Za muzyczną część festiwalu odpowiada Piotr Damasiewicz, trębacz, kompozytor, multiinstrumentalista, edukator i podróżnik, który prowadzi swoją platformę L.A.S. (Listening and Sounding), łącząc koncerty, warsztaty i twórczą współpracę w naturalnej przestrzeni. Pod jego przewodnictwem powstanie Ethno Jazz World Beskidy Orchestra – unikalny zespół, który połączy muzyków rezydentów, artystów regionalnych oraz uczestników wędrówki. – W 2021 r. zaprosiłem go do udziału w Zadymce – to był pierwszy festiwal po pandemii. Premiera jego płyty „Watra” była idealną projekcją idei łączenia muzyki etnicznej i jazzu. Jego filozofią życiową i artystyczną jest wędrowanie. Zrozumiałem, iż to odpowiedni człowiek do uzupełnienia tego, co robimy. I tak stał się przewodnikiem muzycznym naszej imprezy. To charyzmatyczny twórca – podkreśla Jerzy Batycki.

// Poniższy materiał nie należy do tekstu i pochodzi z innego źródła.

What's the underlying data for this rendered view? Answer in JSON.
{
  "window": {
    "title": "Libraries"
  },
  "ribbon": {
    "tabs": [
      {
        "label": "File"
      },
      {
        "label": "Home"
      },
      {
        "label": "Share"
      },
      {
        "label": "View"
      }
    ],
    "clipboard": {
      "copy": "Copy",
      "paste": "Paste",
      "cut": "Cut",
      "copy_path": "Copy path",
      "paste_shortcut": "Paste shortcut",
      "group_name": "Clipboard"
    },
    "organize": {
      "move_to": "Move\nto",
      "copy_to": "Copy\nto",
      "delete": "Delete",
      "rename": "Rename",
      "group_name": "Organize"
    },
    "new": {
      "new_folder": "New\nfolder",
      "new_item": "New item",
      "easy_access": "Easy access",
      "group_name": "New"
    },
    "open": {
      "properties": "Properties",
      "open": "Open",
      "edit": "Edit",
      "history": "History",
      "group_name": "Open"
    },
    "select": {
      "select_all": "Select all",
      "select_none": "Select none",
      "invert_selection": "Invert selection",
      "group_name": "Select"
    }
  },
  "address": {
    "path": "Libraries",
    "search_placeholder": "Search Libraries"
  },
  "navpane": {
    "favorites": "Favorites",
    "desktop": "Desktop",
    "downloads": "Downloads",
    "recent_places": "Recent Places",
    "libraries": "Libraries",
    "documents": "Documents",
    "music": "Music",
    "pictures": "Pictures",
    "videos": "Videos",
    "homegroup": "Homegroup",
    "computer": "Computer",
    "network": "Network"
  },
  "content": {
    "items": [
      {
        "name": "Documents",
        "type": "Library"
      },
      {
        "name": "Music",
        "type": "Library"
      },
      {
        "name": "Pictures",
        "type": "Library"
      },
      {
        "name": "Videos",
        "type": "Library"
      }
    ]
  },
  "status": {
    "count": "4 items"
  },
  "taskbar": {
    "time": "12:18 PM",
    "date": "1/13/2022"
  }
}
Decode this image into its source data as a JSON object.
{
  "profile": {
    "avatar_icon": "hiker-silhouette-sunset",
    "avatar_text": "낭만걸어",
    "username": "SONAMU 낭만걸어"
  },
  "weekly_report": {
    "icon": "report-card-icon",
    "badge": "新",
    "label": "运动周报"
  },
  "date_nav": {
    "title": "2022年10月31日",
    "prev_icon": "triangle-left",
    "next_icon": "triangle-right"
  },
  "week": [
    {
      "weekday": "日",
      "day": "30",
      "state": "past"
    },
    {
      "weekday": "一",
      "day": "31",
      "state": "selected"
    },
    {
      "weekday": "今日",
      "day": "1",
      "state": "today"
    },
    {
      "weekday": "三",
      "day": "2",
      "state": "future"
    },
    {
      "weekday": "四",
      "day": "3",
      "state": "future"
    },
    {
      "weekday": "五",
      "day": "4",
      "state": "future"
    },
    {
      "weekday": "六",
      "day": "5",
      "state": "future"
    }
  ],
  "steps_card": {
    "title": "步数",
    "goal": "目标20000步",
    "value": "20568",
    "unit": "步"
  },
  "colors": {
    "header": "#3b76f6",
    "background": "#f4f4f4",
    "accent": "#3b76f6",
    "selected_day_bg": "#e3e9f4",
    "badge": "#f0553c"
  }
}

Współtwórcami festiwalu są m.in. Rafał Bałaś – kierownik muzyczny Składu Niearchaicznego i znawca folkloru górali żywieckich, Józef Michałek – wojewoda wołoski, Maciej „Kamer” Szymonowicz – muzyk i wokalista, Robert Maciejowski – przyrodnik i ekspert kultury pasterskiej oraz baca Mateusz „Śpulek” Micorek, znany hodowca i producent tradycyjnych wyrobów góralskich. Skład Niearchaiczny, z muzykami z Żywiecczyzny, wielokrotnie nagradzany na festiwalach folkowych. Muzyczny program uzupełni koncert zespołu HÉR, który łączy staronordycką poezję, transowy rytuał i współczesne brzmienia, przenosząc słuchaczy w dzikie pejzaże Islandii.
Trzy dni festiwalu wypełnią wspólne próby i warsztaty, piesze wędrówki po beskidzkich szlakach, koncerty, spotkania z bacami i juhasami, a kulminacją będzie niedzielny finał w Owczarni u Śpulka gdzie muzyka górali, jazzowych rezydentów zabrzmi wśród stada owiec. To wydarzenie, podczas którego muzyka łączy ludzi w pełnej harmonii z naturą, tworząc wyjątkowe doświadczenie relacji i wspólnoty.
– To festiwal relacji. Wszyscy razem wędrujemy, rozmawiamy, muzykujmy, spożywamy posiłki. Zacierają się granice między artystami a publicznością. Powstają przyjaźnie, które realizowane są latami – zwraca uwagę dyrektor Zadymki i EJB.
Udział w koncertach jest bezpłatny dzięki wsparciu z programu EtnoPolska 2025. Uczestnicy opłacają jedynie noclegi i wyżywienie w schroniskach, co można zrobić wykupując stosowny „pakiet wędrowca”. Trzeba się jednak spieszyć, bo ilość pakietów jest ograniczona możliwościami noclegowymi schronisk.